Belief can be a powerful – and frightening – thing. In part, belief is what makes cults both compelling and the kind of subject matter ripe for horror movies. The charming and manipulative cult leader, apocalyptic visions, and self-destructive tendencies that characterize cults have produced real-life atrocities that have made their way into dozens of cinematic adaptations. Just the Manson Family murders have informed a sizable number of horror movies and thriller since the 1970s. Several years ago Saw-alumni Kevin Greutert decided to take a stab at a horror-thriller set in the world of a dangerous cult that visually mixed bits of You’re Next and The Strangers. At the time of its released, critics weren’t quite that charmed with the results of Jackals.
Deep in the woods at their old family cabin, estranged husband and wife, Kathy and Andrew Powell, anxiously wait for a cult de-programmer to arrive with their abducted son. A military veteran Jimmy Levine has brought their son, Justin, back for what promises to be a grueling attempt to undo years of brainwashing. But when night falls, the masked members of Justin’s cult show up outside the cabin. They want Kevin back and they’re not going to leave survivors behind.
Jackals Halfheartedly Explores a Few Different Subgenres, None to Great Effect
Though it wastes little time getting started, Jackals circles its premise in a holding pattern for quite a bit of time. To some extent, the thriller suffers from an identity crisis not unlike the character who sets the story in motion. Director Kevin Greutert (Saw 3D, Saw IV) and writer Jared Rivet don’t seem entirely sure what movie they to make with Jackals. Obviously, the promotional material and synopsis promise a home invasion thriller. And Greutert’s past work on the Saw franchise – and subject matter itself – hint at brutal survival horror. Nevertheless, Jackals spends some its early runtime exploring family dynamics and trauma. But it lacks the dramatic chops to spend too much time seriously exploring these themes.

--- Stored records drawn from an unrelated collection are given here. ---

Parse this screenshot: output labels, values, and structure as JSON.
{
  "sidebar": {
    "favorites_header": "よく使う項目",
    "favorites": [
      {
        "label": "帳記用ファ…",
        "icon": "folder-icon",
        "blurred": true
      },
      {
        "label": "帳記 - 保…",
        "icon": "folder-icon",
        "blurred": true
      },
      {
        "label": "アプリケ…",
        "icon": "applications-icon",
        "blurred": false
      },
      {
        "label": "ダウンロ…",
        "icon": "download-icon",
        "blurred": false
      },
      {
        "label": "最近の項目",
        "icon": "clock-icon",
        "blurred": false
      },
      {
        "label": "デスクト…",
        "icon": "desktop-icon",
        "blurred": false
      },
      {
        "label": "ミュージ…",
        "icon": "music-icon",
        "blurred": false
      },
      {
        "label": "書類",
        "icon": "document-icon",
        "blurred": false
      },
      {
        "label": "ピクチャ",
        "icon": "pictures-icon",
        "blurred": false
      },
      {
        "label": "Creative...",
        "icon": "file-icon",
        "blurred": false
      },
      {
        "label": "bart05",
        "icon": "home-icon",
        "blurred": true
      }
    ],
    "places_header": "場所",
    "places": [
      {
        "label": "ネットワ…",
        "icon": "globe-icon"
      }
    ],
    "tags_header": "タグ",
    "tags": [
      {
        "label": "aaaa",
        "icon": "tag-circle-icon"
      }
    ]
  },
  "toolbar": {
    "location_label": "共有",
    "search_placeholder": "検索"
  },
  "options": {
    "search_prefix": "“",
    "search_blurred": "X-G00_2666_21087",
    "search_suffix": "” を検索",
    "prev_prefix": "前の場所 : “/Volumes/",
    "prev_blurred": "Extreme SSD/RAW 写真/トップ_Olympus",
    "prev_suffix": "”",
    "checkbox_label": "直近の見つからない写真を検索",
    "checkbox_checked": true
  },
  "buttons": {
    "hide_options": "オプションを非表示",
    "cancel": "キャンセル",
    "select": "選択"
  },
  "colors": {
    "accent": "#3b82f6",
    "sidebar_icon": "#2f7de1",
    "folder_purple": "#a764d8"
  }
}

Perhaps Greutert and Rivet wanted to subvert expectations, but the result is a movie that feels like it’s always in a holding pattern.
Yet its home invasion and survival horror elements aren’t well executed. We’ve seen enough of these movies to know how they play out. Perhaps Greutert and Rivet wanted to subvert expectations, but the result is a movie that feels like it’s always in a holding pattern. A few half-hearted siege efforts don’t generate much in the way of tension. Despite his ‘Torture Porn‘ background, Greutert only includes one genuinely uncomfortable scene close to the thriller’s finale. Everything that follows feels oddly rushed. Just as it feels like Jackals is about to kick things into a higher gear, the movie abruptly ends.
Jackals Wastes Much of its Premise With the Lack of a Compelling Villain
One of Stephen Dorff’s (Leatherface) earliest roles was in the criminally underseen Canadian 80s horror, The Gate. Every once in a while, Dorff returns to the genre including his memorable turn as Deacon Frost in Blade. Not surprisingly, Dorff lends a believable and reliable presence to the thriller as the cult de-programmer. Arguably, Jackals would have benefitted by asking a bit more from Dorff. Another veteran character actor, Deborah Kara Unger delivers a quietly strong performance as a mother forced to watch her grown children disintegrate in front of her own eyes. Unfortunately, the rest of the cast looks outstretched by the material and while the performances aren’t bad, they lack much in the way of emotional heft.
But Greutert and Rivet opt to treat their cult as an anonymous, shadowy set of figures. No names, no ideology …
Yet what’s really missing from Jackals is a compelling villain. Just the ideal of cults is chilling enough and good thrillers have managed to channel a variety of social anxieties into charismatic but menacing cult leaders. Martha Mary May Marlene, The Sacrament, The Invitation – even I Drink Your Blood – found considerable unsettling frights in the power of a dangerously influential person. But Greutert and Rivet opt to treat their cult as an anonymous, shadowy set of figures. No names, no ideology – just a lazy riff on You’re Next and The Strangers. By 2017, animals masks had officially become a horror movie trope. This absence of a frightening antagonist exacerbates the thriller’s more generic elements.
Jackals Missing Something to Set It Apart From Other Followers
By and large, Jackals is a watchable, if not familiar, thriller that feels like a missed opportunity. It’s less a case of the third act missing something as it is an instance of the thriller mostly lacking a third act. Greutert abruptly ends things just as it feels like the story is about to accelerate. In addition, Jackals lacks anything in the way of an identifiable villain. Greutert’s amorphous cult can only feel so creepy without any discernible traits or ideology for so long. Some hit-or-miss performances further prevent this thriller from distinguishing itself. At just under 90 minutes, there’s nothing here objectionable enough to turn it off. But you’re not likely to give this one much thought after it’s over.